Effected means executed, produced, or brought about. For example, The dictatorial regime quickly effected changes to the constitution that restricted the freedom of the people. On the other hand, affected means impacted. It is the past tense of the verb form of affect, which means to impact. For example, Carbon di-oxide emissions affected the environment.
So we can say that "The dictatorial regime quickly effected changes to the constitution that affected the freedom of the people."
See also: Affect vs Effect
- The blasts at the Boston marathon in April 2013 affected the people of the city deeply but they refused to be terrorized.
- Towns in a 20 mile radius around the nuclear power plant in Japan were affected by the accident during the earthquake.
- The teenager's excessive video game playing affected (impacted) his grades.
- After the BP oil spill, the government effected (brought about, executed) sweeping environmental regulation.

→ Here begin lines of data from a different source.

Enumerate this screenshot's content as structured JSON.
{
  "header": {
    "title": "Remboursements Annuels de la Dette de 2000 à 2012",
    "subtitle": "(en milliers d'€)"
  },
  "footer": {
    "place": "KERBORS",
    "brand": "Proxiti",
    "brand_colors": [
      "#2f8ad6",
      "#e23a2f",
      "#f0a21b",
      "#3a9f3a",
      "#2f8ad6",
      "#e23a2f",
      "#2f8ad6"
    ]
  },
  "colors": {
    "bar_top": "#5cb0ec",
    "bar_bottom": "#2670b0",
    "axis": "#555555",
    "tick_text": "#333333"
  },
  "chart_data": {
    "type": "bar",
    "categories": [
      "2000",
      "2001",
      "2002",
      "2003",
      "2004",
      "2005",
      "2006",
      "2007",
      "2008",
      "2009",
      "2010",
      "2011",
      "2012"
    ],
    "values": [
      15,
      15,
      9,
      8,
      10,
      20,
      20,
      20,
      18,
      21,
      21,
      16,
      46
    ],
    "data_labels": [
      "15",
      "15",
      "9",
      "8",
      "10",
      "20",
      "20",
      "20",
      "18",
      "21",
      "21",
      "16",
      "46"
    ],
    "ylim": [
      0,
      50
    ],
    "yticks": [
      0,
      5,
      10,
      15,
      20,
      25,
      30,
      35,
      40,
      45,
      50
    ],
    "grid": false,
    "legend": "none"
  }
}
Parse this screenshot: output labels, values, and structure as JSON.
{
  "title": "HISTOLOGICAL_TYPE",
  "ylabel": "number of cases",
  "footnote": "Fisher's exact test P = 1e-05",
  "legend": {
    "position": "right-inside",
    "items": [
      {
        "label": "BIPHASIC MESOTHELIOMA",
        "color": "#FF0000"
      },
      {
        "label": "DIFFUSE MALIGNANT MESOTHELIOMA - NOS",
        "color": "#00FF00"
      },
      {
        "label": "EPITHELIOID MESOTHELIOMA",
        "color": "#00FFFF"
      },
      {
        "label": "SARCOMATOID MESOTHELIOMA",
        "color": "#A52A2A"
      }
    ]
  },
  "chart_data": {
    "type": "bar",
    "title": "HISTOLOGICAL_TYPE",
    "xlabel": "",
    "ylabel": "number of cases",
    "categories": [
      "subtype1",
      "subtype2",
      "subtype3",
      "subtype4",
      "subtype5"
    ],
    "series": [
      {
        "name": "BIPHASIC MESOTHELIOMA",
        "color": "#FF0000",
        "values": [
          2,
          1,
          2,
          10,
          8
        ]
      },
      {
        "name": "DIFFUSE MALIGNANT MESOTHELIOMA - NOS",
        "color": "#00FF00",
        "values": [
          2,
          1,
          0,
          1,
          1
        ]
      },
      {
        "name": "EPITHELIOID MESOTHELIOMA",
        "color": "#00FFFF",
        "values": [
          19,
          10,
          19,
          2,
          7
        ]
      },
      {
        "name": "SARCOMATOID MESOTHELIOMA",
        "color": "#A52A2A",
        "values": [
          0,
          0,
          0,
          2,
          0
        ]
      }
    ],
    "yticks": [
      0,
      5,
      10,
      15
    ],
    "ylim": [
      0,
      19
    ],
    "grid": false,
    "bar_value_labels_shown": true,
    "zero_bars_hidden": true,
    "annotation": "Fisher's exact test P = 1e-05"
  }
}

- The BP oil spill adversely affected marine wildlife in the Gulf of Mexico and surrounding areas.
- The 2008 financial crisis led the government to effect changes in how financial institutions (like banks and credit unions) are regulated.
- Sales for Apple's iPhone 4 were not affected by the problems with its antenna.
- Sally's nervous temperament affected both her SAT and ACT scores.
- Tragedy struck on 9/11 and our condolences to all the people who were affected by the attack.
You can affect something that already exists; but when you effect (verb form) something, you usually bring it into existence.